31 de julho de 2019

Deu foi sorte!

Do ponto de vista comercial, talvez seja preferível focar nos itens mais adquiridos, deixando margem segura de estoque para os menos vendidos e assim satisfazer comprador e vendedor

*Riccardo Sales A. F. de Sá 

Cena comum no comércio é o cliente perguntar a respeito da disponibilidade de determinado produto e o vendedor responder: “Não temos no momento, está em falta!”. Ouvir isso, além de ser frustrante, pode irritar o consumidor, pois o mesmo espera ter sua necessidade realizada.
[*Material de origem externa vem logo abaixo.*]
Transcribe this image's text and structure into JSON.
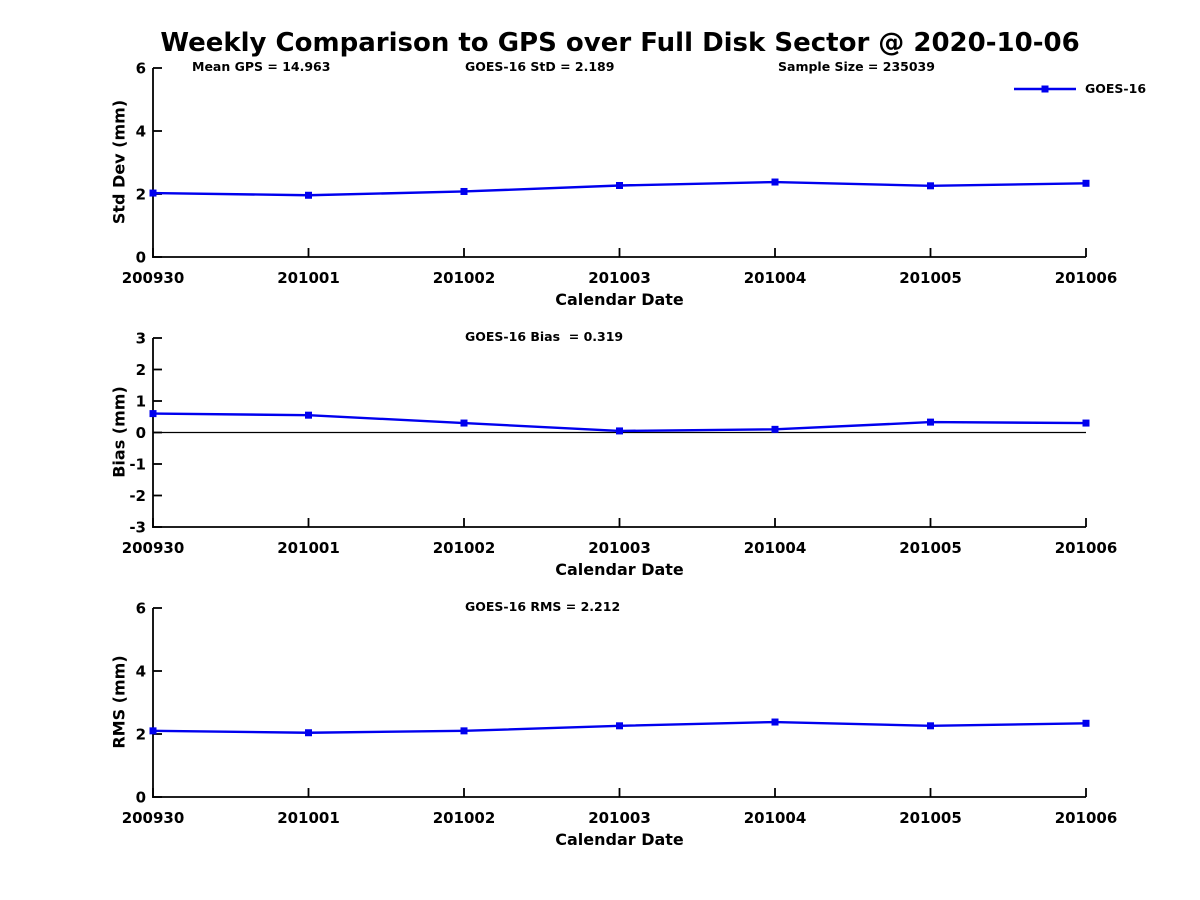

De forma similar, comum é observar prestadores de serviços fecharem determinada negociação, por exemplo, dizendo que é fácil entregar em domicílio certos produtos, e na “hora H” ouvirmos aquele discurso: “procurei em tudo que foi lugar e não encontrei, mas tinha esse parecido, o senhor deu foi sorte!”.

Salvo por motivos justificáveis, tais como: greve nos meios de transportes, escassez do produto por fatores técnicos, problemas casuais com fornecedores; falhas na gestão de estoques não deveriam ocorrer e nem ser algo comum.

Importante citar, a ausência de produtos pode impactar diretamente na vida das pessoas. Alguém consegue imaginar um hospital ou clínica sem medicamentos, material de higienização, cilindros de oxigênio e demais materiais, porque o fornecedor não adota padrões de qualidade no suprimento?

Nesse sentido, recomendável é planejar a gestão de estoques. Várias ações podem ser tomadas, seja: estabelecer parcerias com fornecedores em longo prazo, visando melhor qualidade e quantidade de produtos; acompanhar as tendências do mercado, principalmente considerando a sazonalidade; realizar projeção do faturamento; analisar o movimento dos concorrentes; encurtar quando possível o prazo para entregas dos pedidos, dentre outras.

Adicionalmente, aspecto por vezes negligenciado para entender o consumo é a coordenação da própria equipe de colaboradores. Se o empresário tem colaboradores que entram em contato direto e diário com clientes, por que não captar dessa fonte informações que possam levar ao planejamento mais próximo da realidade? A equipe comercial pode fazer toda a diferença!

Por outro lado, o cliente que se percebe na situação de “azarado”, logo entende que o amadorismo de certas empresas é vexatório, e muitos tendem a não comprar mais de quem não se planeja adequadamente, indo buscar na concorrência a satisfação para o atendimento de suas demandas.

Aliado a isso, gera-se no empreendimento risco de imagem, pois aquela pessoa insatisfeita divulga a várias outras aquela ineficiência quanto ao sortimento de produtos, e isso nenhuma organização aprecia, resultado: publicidade negativa.

Então, do ponto de vista comercial, se o negócio tem itens pouco demandados e há dificuldade de reposição, há necessidade de apresentá-los enfaticamente? Talvez seja preferível focar nos itens mais adquiridos, deixando margem segura de estoque para os menos vendidos e assim satisfazer aos dois lados, comprador e vendedor, e não deixar o mercado “dar sorte”!

*Mestrando em Administração de Negócios em Neuromarketing, Florida Christian University.